В остальном же их жизненный обиход остался прежним. Оба супруга были экономны, Мишенька же даже с небольшим уклоном в сторону скупости. Олечка, считавшая себя безнадежно некрасивой, мало тратила на туалеты, и приемы их ограничивались одними родственниками, к которым несколько позже, когда дети Кока (Константин) и Кика (Ксения) подросли, присоединились их товарищи и подруги.
Воскресные званые обеды Миши и Оли продолжали устраиваться в очередь с нашими и носить тот же характер, какой был заведен дядей. При значительной изысканности блюд, вин и закусок, эти обеды носили тот же солидно‑буржуазный стиль. Заведовала хозяйством по‑прежнему тетя Катя Кампиони. И так же, как при дяде Косте – мужская половина гостей после обеда забиралась в кабинет, ставший теперь Мишенькиным, а дамы рассаживались по диванчикам и мягким пуфам в будуаре тети Кати. Молодежь предпочитала пребывать в соседней прелестной угловой круглой комнате. За обеденным столом продолжал заседать, кроме родных, плотный, весь какой‑то гладкий плешивый перс‑магометанин Мирза Казем‑бек, самый ласковый из когда‑либо мне встречавшихся людей (он был сослуживцем дяди Кости по министерству иностранных дел). По‑прежнему споры на политические и культурные темы начинались с самого супа, но они утратили свою остроту, так как главного заводилы – дяди Кости – среди нас больше не было.
Некоторым новшеством обедов Миши и Оли было почти несменяемое присутствие на них супругов Дехтеревых, т. е. нашей кузины Софьи Цезаровны и ее супруга Владимира Гаврилыча. Нельзя сказать, чтобы эта пара представляла собой очень гармоничный подбор. Сонечка была само изящество, не лишенное известной прециозности. Напротив, ее супруг представлял собой образчик чего‑то дикого и первобытного. С виду он напоминал великанов из «Золота Рейна». Огромный, сутулый, ступавший медвежьей походкой, обросший девственной черной бородой и лохматыми волосами, чуть подслеповатый, в очках, он говорил, как‑то шлепая губами, с необычайным апломбом. Возможно (не мне судить), он и был тем светилом науки, каким он старался казаться и за кого несомненно его принимала влюбленная в него жена, но злые языки (а их всегда немало среди родных) отзывались о «Гаврилыче» с иронией. И, кстати сказать, такое же отношение (возможно, что лишенное всякой справедливости) к нему было и у молодого поколения Философовых, которые за многие годы знакомства успели его хорошо изучить. Он когда‑то «ходил в народ» и поэтому принадлежал к людям, пользовавшимся особым расположением Анны Павловны Философовой. Сама же знаменитая патронесса освободительного движения и на склоне лет продолжала видеть в Дехтереве героя, каковым он ей представлялся, когда она писала восторженные о нем письма Тургеневу. Она переслала даже писателю записки своего протеже, а писатель возьми да и используй их для довольно ядовитой характеристики одного из выведенных им революционных типов (Кисляков – в романе «Новь»), Этот же культ Дехтерева сблизил нашу Сонечку с Анной Павловной; после смерти мужа она даже сделалась чем‑то вроде ее секретаря или адъютанта.

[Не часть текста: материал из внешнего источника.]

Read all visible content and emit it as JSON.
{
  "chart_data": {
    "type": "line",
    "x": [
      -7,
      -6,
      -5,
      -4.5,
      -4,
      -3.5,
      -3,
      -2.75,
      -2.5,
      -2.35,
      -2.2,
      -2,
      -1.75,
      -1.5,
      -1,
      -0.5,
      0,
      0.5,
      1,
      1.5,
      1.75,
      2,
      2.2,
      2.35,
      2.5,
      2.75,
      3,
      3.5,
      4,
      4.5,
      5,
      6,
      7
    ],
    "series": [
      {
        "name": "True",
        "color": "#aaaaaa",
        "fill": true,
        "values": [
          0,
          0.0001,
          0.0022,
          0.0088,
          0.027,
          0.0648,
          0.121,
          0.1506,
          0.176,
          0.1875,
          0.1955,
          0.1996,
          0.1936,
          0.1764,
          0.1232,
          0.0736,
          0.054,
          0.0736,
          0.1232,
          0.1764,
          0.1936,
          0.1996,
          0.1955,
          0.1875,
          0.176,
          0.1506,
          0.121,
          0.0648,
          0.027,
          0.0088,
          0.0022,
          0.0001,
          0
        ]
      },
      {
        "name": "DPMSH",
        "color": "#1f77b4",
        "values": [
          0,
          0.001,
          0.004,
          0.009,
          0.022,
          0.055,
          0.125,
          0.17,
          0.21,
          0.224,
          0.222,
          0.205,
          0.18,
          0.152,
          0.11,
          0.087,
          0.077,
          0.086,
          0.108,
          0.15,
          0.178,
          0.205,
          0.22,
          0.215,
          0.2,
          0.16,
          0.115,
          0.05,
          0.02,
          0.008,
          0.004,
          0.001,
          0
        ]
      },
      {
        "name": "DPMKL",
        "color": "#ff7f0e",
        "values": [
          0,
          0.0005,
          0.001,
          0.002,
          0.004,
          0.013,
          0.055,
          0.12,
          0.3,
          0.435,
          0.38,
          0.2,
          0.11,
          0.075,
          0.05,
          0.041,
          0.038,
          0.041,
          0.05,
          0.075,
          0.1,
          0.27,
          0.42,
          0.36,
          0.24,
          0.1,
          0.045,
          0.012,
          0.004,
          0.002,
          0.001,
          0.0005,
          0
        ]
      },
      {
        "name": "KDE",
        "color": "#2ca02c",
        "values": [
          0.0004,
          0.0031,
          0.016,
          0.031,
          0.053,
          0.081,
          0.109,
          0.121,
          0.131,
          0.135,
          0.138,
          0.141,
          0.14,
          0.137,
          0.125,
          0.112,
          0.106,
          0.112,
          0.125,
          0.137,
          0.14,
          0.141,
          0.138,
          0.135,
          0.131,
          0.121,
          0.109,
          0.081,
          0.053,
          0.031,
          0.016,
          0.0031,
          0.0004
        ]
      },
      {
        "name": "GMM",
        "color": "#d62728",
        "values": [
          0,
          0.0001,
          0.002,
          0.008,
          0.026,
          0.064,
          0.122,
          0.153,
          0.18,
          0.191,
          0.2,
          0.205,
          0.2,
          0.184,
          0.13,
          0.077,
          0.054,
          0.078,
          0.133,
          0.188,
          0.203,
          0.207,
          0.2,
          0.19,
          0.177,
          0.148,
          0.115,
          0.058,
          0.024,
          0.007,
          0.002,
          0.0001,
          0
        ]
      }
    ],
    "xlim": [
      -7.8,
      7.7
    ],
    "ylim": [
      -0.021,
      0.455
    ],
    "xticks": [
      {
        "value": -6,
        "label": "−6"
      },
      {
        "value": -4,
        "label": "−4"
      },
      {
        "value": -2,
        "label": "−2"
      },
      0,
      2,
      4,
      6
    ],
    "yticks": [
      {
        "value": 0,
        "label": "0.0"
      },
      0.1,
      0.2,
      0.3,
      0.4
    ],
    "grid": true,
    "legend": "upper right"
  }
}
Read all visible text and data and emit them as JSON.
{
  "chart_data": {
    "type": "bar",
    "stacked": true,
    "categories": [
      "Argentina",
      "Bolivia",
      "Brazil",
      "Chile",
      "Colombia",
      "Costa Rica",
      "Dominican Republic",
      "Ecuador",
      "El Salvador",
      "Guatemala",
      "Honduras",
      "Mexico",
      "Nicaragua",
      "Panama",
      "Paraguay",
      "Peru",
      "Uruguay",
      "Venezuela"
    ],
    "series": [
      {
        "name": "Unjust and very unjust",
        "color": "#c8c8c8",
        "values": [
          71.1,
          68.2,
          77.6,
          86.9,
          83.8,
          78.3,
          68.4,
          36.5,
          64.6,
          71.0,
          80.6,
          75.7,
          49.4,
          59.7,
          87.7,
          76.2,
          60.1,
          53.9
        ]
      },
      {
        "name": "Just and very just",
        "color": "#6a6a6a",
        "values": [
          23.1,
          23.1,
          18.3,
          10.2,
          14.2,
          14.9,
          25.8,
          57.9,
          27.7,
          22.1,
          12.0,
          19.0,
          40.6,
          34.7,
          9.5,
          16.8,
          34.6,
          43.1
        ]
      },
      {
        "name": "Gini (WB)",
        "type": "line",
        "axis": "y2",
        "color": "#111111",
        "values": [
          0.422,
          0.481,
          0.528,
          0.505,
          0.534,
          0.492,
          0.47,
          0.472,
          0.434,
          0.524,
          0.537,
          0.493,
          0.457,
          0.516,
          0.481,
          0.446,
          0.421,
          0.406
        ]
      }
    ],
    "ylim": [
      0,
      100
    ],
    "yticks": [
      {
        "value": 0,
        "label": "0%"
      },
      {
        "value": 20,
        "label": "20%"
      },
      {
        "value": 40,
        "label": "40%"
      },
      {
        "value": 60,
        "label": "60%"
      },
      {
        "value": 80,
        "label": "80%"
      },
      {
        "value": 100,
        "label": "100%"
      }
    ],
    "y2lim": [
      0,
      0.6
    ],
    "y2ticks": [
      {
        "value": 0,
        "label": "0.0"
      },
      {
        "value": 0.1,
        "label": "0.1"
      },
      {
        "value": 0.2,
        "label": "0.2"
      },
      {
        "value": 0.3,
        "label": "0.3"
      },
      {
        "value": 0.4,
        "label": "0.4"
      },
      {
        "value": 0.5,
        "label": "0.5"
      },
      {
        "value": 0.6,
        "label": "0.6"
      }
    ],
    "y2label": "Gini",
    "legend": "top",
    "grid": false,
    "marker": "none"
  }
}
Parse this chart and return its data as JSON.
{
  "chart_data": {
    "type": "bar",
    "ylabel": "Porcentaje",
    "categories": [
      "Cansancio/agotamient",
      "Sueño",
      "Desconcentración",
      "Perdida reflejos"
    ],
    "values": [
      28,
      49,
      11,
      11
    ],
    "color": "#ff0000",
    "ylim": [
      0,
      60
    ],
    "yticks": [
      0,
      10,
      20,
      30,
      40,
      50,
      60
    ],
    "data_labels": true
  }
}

На фоне нашей родни супруги Дехтеревы (и особенно он) представляли собой нечто весьма красочное и курьезное. Как это ни странно, с моими ближайшими подругами детства – с младшими дочерьми дяди Сезара Машей и с Инной – я с момента кончины дяди, летом 1883 года, встречался редко, а у них на дому, пожалуй, и ни разу не был. Инна вышла замуж очень рано за аккуратненького полковника Главного штаба Дашкевича, а Маша в начале 90‑х годов внезапно скончалась в Неаполе, причем ходили слухи, что она приняла раствор из серных спичек. На этот ужасный поступок милую, поэтичную, когда‑то так легко смеявшуюся девушку будто бы толкнул все усиливавшийся недуг – глухота. В общении с Машей и Инной я находил величайшее удовольствие, но старшую сестру Соню сначала недолюбливал, так как считал ее гордячкой и болезненно не переносил, «когда она корчила из себя гувернантку»; а теперь, став двадцатилетним молодым человеком, я как‑то заинтересовался ей и ее мужем и стал довольно часто у них бывать. Пожалуй, меня притягивало к ним то, что их обстановка являлась частью когда‑то столь мне нравившейся квартиры дяди Сезара. В зале у Дехтеревых стояла та же крытая светло‑серым атласом мебель, в будуаре висела на стенах прелестная серия больших, рисованных модным художником Беллоли портретов всех членов семьи, в столовой громко тикали большие часы буль с качавшимся маятником в виде Аполлона на своей колеснице, на вычурных венецианских зеркалах Тьеполо‑сын изобразил ряд «похищений» и т. д. Впрочем, и общество, собиравшееся у Дехтеревых, было довольно интересное. Оно состояло из разных знаменитостей – литераторов, художников и музыкантов.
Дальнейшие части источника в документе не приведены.